505 F.Supp.2d at 906.
Accordingly, the court considers Dyer's financial status as one, nondispositive element. " However, even in those rare circumstances where the non-prevailing party's financial circumstances are considered in determining the amount of costs to be awarded, a court may not decline to award any costs at all." Chapman v. AI Transport, 229 F.3d 1012, 1039 (11th Cir. 2000) (citing Durrett v. Jenkins Brickyard, Inc., 678 F.2d 911, 917 (11th Cir. 1982) (" we hold that in no case may the district court refuse altogether to award attorney's fees to a prevailing Title VII defendant because of the plaintiff's financial condition," because " [a] fee must be assessed which will serve the deterrent purpose of the statute, and no fee will provide no deterrence" )). See 10 James W. Moore, Moore's Federal Practice, § 54.101[b], at 54-157 (3d ed. 2013) (" Most circuits hold that a substantiated claim of the losing party's indigency may justify a r eduction... of costs" ). (emphasis added).
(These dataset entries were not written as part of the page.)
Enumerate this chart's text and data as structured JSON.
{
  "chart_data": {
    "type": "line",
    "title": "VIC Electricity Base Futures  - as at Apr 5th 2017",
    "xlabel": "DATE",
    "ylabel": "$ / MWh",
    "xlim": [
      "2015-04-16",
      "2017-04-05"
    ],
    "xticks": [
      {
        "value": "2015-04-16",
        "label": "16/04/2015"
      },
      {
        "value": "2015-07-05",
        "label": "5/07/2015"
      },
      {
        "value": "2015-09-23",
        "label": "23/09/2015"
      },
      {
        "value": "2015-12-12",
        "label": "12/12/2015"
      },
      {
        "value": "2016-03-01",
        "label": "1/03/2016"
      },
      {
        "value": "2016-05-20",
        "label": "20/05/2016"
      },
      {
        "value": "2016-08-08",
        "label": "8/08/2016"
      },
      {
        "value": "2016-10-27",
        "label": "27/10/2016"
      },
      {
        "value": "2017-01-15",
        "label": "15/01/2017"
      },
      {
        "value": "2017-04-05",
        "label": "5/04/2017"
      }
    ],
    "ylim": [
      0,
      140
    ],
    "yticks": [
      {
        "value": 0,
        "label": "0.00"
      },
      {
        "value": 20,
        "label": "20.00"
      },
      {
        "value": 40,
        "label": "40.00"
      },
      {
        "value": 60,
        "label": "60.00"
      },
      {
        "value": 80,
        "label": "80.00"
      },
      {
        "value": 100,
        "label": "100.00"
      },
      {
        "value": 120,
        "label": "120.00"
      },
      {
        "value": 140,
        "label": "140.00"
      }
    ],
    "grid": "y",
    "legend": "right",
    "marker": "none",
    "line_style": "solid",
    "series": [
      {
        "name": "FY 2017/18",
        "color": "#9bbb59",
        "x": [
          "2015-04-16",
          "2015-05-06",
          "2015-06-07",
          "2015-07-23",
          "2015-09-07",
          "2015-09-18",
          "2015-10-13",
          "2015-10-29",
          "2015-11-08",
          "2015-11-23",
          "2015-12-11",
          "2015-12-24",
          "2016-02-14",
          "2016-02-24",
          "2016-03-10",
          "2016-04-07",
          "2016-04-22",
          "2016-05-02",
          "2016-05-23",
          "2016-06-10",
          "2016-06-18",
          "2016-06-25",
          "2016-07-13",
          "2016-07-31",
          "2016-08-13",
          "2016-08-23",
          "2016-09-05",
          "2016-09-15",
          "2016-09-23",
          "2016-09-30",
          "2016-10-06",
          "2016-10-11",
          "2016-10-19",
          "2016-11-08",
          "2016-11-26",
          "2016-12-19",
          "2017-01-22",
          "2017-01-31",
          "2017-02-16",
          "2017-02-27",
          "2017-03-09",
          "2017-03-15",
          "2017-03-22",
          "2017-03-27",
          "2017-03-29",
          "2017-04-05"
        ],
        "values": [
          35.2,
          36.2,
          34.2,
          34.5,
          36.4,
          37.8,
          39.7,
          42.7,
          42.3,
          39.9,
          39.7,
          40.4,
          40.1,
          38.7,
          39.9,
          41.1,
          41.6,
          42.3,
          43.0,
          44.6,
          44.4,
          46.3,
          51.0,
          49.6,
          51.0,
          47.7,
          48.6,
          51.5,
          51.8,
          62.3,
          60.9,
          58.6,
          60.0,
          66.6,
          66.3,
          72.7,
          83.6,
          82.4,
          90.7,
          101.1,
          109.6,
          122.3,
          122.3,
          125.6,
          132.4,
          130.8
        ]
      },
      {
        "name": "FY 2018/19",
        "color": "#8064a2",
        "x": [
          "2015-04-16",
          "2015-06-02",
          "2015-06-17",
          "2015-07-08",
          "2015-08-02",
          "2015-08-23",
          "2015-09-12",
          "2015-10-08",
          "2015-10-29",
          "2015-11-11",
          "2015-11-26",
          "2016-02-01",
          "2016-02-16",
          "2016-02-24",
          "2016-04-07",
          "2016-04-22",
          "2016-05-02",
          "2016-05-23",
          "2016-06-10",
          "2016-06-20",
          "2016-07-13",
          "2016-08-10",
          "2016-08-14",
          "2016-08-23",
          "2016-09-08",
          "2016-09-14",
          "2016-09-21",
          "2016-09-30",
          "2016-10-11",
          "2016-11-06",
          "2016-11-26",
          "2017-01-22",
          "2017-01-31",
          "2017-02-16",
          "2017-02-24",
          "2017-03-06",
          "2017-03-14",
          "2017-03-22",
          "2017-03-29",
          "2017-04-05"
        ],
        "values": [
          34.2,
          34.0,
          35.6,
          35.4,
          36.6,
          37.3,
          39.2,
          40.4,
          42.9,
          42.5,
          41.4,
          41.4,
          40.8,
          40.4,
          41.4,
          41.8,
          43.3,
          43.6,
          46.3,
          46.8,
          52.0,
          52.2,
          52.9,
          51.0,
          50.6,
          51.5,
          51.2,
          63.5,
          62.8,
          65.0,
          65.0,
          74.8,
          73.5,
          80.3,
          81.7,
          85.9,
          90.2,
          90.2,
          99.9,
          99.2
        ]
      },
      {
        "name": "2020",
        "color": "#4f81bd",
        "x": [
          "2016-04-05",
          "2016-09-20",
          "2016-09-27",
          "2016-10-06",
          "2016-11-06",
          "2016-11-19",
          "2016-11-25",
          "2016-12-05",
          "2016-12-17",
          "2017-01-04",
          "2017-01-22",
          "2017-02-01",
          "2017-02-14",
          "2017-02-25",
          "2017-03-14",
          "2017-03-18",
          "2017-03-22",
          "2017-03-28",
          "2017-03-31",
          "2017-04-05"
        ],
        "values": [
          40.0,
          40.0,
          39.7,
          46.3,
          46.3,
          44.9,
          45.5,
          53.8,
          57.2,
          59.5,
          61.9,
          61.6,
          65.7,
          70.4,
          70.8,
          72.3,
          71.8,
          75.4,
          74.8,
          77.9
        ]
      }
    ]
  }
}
The court finds that the Clerk of the Court properly assessed the costs of the action against the plaintiff. As in Treaster, the properly assessed costs will not be reduced merely because of the plaintiff's claimed financial status. The plaintiff presented no evidence of continuing indigency; her affidavit itself (Dkt. 174) shows
only that she is not currently employed. See Sklyarsky v. ABM Janitorial Services-North Central, 494 F.App'x 619 (7th Cir. 2012) (costs should be imposed unless party claiming indigence " shows that it is incapable of paying court-imposed costs at the time of judgment or in the future" ) (emphasis in Sklyarsky ). Even had she make such a showing, the court finds costs would be properly imposed. The amount awarded in costs is not excessive, and is indeed relatively modest for modern civil litigation. The issues were not close or difficult, and the plaintiff did not succeed on any of her claims. Finally, the court did not simply dismiss the plaintiff's claims of unlawful termination as unfounded, it determined that the uncontroverted facts establish that the plaintiff was properly terminated for surreptitiously manipulating and circumventing school policy. Under these circumstances, costs of $4267.10 were properly imposed on plaintiff.
IT IS ACCORDINGLY ORDERED this 29th day of October, 2014, that the Plaintiff's Motion to Review Costs (Dkt. 173) is hereby denied.